In the administrative decision, the ALJ noted the evaluations of Doctors Spellman, Rivera-Miya, and Smith. [AR 13.] The ALJ found that Plaintiff had a functional capacity equivalent to light work, but the RFC finding did not include the reaching limitation noted by Dr. Rivera-Miya, and reiterated by Dr. Smith. Id. The ALJ stated that Dr. Rivera-Miya "imposed limitations consistent with light work activity." Id. Plaintiff asserts that the ALJ improperly ignored postural, manipulative, and environmental limitations expressed in Dr. Rivera-Miya's opinion and therefore, it was reversible error. [JS 3-5.]

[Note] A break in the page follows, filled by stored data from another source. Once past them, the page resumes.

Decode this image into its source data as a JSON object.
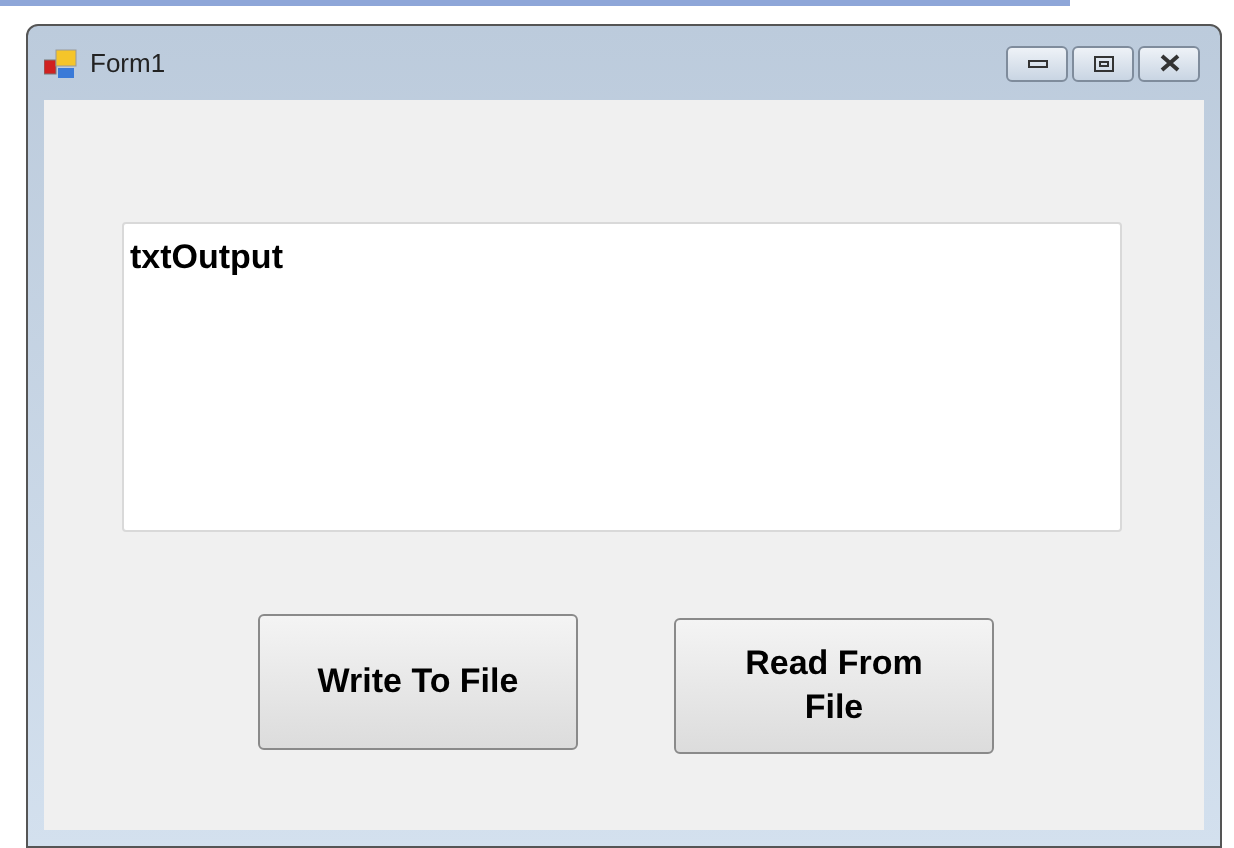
{
  "window": {
    "title": "Form1"
  },
  "textbox": {
    "value": "txtOutput"
  },
  "buttons": [
    {
      "label": "Write To File"
    },
    {
      "label": "Read From File"
    }
  ]
}
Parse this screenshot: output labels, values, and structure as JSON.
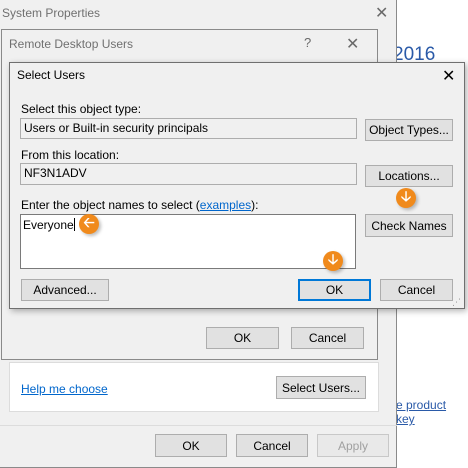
{
  "background": {
    "year_text": "2016",
    "product_key_link": "e product key"
  },
  "system_properties": {
    "title": "System Properties",
    "ok_label": "OK",
    "cancel_label": "Cancel",
    "apply_label": "Apply"
  },
  "remote_desktop_users": {
    "title": "Remote Desktop Users",
    "help_label": "?",
    "help_link": "Help me choose",
    "select_users_label": "Select Users...",
    "ok_label": "OK",
    "cancel_label": "Cancel"
  },
  "select_users": {
    "title": "Select Users",
    "object_type_label": "Select this object type:",
    "object_type_value": "Users or Built-in security principals",
    "object_types_button": "Object Types...",
    "location_label": "From this location:",
    "location_value": "NF3N1ADV",
    "locations_button": "Locations...",
    "names_label_prefix": "Enter the object names to select (",
    "names_label_link": "examples",
    "names_label_suffix": "):",
    "names_value": "Everyone",
    "check_names_button": "Check Names",
    "advanced_button": "Advanced...",
    "ok_button": "OK",
    "cancel_button": "Cancel"
  },
  "markers": {
    "down_arrow": "🡣",
    "left_arrow": "🡠"
  },
  "colors": {
    "accent": "#0078d7",
    "marker": "#f08a1c",
    "link": "#0066cc"
  }
}
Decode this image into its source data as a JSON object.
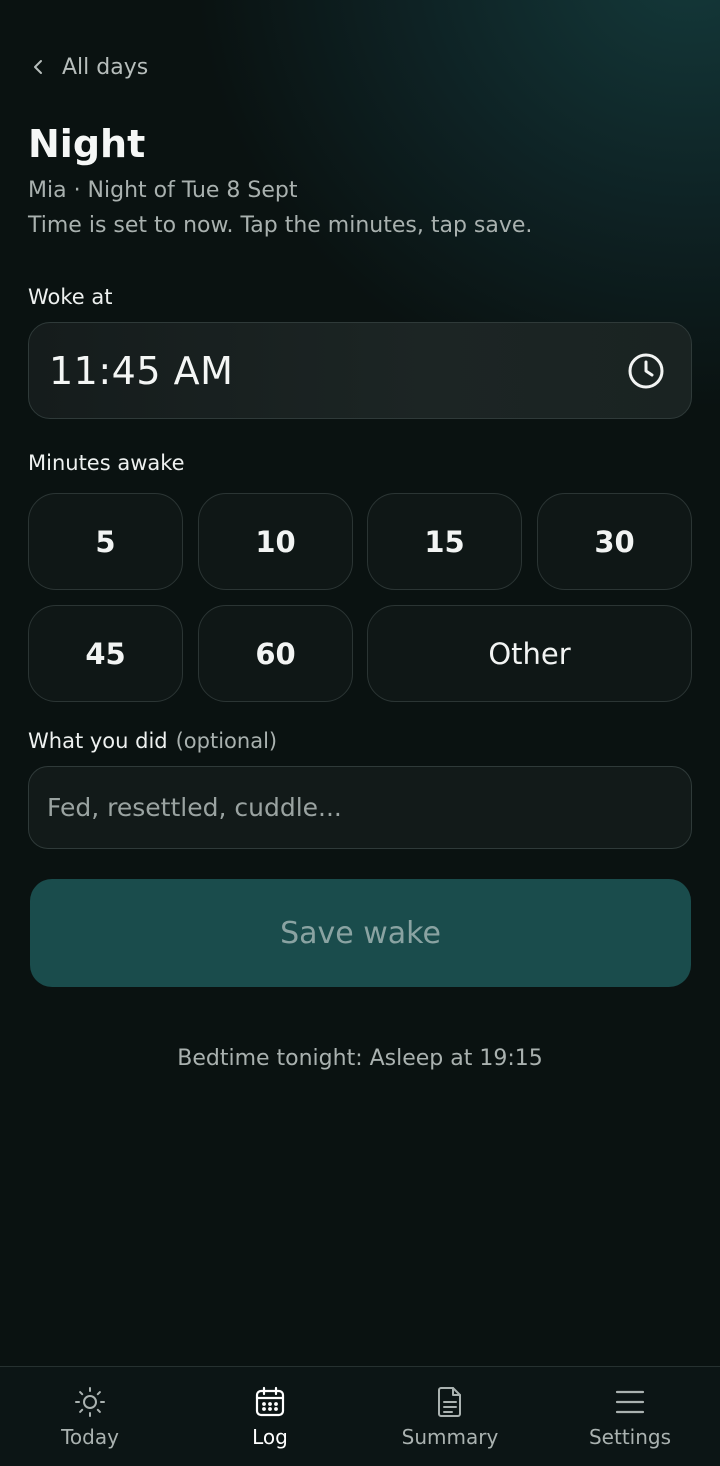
{
  "header": {
    "back_label": "All days",
    "title": "Night",
    "subtitle": "Mia · Night of Tue 8 Sept",
    "hint": "Time is set to now. Tap the minutes, tap save."
  },
  "woke_at": {
    "label": "Woke at",
    "value": "11:45 AM",
    "icon": "clock-icon"
  },
  "minutes_awake": {
    "label": "Minutes awake",
    "options": [
      "5",
      "10",
      "15",
      "30",
      "45",
      "60",
      "Other"
    ]
  },
  "notes": {
    "label": "What you did",
    "optional": "(optional)",
    "placeholder": "Fed, resettled, cuddle..."
  },
  "save_label": "Save wake",
  "bedtime_text": "Bedtime tonight: Asleep at 19:15",
  "nav": {
    "active": "Log",
    "items": [
      {
        "label": "Today",
        "icon": "sun-icon"
      },
      {
        "label": "Log",
        "icon": "calendar-icon"
      },
      {
        "label": "Summary",
        "icon": "document-icon"
      },
      {
        "label": "Settings",
        "icon": "menu-icon"
      }
    ]
  },
  "colors": {
    "background": "#0a1211",
    "accent": "#1a4c4c",
    "text": "#f2f4f3",
    "muted": "#a9b1af"
  }
}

Discussion Under the Commissioner's regulations, state agency medical physicians and other program physicians are considered highly qualified experts in the area of Social Security disability evaluations, and their evaluations must be considered by the Commissioner as opinion evidence except for the ultimate determination of disability. 20 C.F.R. § 404.1527(f)(2)(I).*fn2 Here, Dr. Rivera- Miya's findings were not called into question by the opinions of the examining and treating physicians on record. Further, Dr. RiveraMiya's finding as to Plaintiff's limitations, specifically his reaching limitation, was affirmed by Dr. Smith in her RFC assessment. [AR 294.] Dr. Rivera-Miya's assessment of Plaintiff's limitation to reaching in all directions (including overhead) is relevant to the jobs the ALJ found Plaintiff able to perform. The ALJ found Plaintiff capable of performing the jobs of hand-packager, cleaner, table worker, and housekeeper. [AR 20.] According to the Dictionary of Occupational Titles ("DOT") the job of hand-packager requires constant reaching, which exists two-thirds or more of the time, while the jobs of cleaner, table worker and housekeeper require frequent reaching, which exists from one-third to two-thirds of the time. See DOT 920.587-018 (hand packager); 323.687-014 (cleaner, housekeeping); 739.687-182 (table worker); 321.137-010 (housekeeper). The record provides no basis for the apparent disregard of this significant limitation. Accordingly, reversal and remand for further proceedings are required.


The decision whether to remand for further proceedings is within the discretion of the district court. Harman v. Apfel, 211 F.3d 1172, 1175-1178 (9th Cir. 2000). Where no useful purpose would be served by further proceedings, or where the record has been fully developed, it is appropriate to exercise this discretion to direct an immediate award of benefits. Harman, 211 F.3d at 1179 (decision whether to remand for further proceedings turns upon their likely utility).

However, where there are outstanding issues that must be resolved before a determination can be made, and it is not clear from the record that the ALJ would be required to find the claimant disabled if all the evidence were properly evaluated, remand is appropriate. Id. Here, as set out above, outstanding issues remain before a finding of disability can be made. Accordingly, remand is appropriate.


Accordingly, IT IS ORDERED that:

1. The decision of the Commissioner is REVERSED.

2. This action is REMANDED to Defendant, pursuant to Sentence Four of 42 U.S.C. § 405(g), for further proceedings as discussed above.

3. The Clerk of the Court shall serve this Decision and Order and the Judgment herein on all parties or counsel.